The line involved only light earthworks, but did include a number of watercourses to be crossed. By mid-1928, clearing had been completed to the 23-mile point and work steadily continued until 1930 when due to a shortage of funds, work closed down for six months.
The line was eventually opened throughout on 20 June 1932
Upon opening, the train service comprised a twice weekly mixed train running from Moree to Boggabilla on Mondays and Fridays, returning the following day. From 24 February 1936, a weekly railmotor service was introduced. This was later increased to thrice weekly, Mondays, Wednesdays and Fridays. These railmotor services were daily return from Moree. Additionally, goods trains operated as well.

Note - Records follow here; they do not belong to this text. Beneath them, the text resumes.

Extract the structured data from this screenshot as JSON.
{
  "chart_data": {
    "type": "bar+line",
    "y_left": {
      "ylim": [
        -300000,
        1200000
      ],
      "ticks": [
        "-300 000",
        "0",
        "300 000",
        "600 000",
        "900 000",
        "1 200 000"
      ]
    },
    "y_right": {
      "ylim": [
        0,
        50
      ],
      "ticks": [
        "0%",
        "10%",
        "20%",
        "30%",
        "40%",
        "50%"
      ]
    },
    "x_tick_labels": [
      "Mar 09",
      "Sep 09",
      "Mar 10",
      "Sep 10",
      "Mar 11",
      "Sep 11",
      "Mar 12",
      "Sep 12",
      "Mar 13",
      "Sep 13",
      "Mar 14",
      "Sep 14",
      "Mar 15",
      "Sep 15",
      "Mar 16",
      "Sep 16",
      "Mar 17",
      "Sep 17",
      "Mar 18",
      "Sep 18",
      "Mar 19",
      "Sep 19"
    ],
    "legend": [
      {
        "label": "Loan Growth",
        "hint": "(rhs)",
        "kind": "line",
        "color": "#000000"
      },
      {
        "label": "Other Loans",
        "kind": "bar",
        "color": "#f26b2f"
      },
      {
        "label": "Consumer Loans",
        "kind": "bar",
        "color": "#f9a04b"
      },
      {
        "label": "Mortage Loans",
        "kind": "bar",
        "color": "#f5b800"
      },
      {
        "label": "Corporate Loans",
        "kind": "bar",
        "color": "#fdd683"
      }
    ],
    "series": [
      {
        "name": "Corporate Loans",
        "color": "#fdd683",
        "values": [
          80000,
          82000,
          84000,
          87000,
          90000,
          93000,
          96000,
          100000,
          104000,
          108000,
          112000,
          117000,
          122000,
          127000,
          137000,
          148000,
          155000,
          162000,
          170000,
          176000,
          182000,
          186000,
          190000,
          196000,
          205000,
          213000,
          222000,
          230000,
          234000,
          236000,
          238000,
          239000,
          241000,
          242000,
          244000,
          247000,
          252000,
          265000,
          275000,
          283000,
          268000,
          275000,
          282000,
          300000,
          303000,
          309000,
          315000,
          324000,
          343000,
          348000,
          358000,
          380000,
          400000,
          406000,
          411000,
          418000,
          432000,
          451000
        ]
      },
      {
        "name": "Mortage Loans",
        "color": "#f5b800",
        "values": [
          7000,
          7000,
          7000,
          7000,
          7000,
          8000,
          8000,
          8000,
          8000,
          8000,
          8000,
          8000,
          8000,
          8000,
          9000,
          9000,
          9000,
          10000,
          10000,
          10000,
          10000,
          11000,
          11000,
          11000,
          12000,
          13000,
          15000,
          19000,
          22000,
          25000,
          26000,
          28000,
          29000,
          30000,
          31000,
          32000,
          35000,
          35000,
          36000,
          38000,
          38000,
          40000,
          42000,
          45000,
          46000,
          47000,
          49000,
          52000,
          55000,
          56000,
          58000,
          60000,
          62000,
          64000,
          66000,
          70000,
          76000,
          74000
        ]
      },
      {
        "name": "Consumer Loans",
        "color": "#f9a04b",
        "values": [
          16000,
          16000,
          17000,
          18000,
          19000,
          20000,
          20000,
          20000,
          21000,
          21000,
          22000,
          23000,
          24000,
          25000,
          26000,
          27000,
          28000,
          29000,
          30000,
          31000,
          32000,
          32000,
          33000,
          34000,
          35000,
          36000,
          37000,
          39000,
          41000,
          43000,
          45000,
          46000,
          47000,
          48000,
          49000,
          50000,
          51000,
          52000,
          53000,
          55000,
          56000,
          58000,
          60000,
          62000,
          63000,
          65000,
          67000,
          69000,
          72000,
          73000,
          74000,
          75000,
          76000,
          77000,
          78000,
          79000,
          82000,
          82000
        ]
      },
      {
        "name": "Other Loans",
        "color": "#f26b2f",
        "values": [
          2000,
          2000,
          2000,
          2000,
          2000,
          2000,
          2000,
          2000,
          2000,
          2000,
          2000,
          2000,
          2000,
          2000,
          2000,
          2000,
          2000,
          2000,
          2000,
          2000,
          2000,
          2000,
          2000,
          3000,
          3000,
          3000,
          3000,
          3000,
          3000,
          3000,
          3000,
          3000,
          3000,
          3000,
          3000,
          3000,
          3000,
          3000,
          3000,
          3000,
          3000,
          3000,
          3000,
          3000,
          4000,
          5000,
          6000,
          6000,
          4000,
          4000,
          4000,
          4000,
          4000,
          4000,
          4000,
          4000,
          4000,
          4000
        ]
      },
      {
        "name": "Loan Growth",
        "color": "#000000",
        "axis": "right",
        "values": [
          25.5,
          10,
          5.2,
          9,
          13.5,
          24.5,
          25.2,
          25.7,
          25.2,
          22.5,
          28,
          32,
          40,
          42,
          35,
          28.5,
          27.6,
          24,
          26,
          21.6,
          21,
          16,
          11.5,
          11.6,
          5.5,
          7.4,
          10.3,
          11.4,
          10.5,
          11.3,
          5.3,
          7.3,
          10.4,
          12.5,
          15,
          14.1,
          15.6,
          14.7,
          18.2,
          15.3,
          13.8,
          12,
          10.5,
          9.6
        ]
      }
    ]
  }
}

Bulk wheat storage at locations along the line first appeared in 1956 bringing additional traffic to the line. 48 class diesel locomotives first appeared in 1959, speeding up the movement of grain and other freight.
Passenger services came to an abrupt halt on 3 August 1974, when the railmotor service was cancelled in the name of the then current fuel crisis. Goods services also diminished at this time, being replaced by road trucks working out of Moree.
By 1978, rail services were largely worked on a seasonal basis, hauling wheat, and an occasional train to Boggabilla to collect sleepers milled locally.
Since the 1970s, the lines radiating out of Moree have been basically on a seasonal basis only, serving the needs of the grain producers. The Stationmaster at Boggabilla was withdrawn in 1979. In 1987, the line was truncated at North Star and grain was road trucked to the silos there and at Crooble. The last train to run to Boggabilla was on 23 November 1987.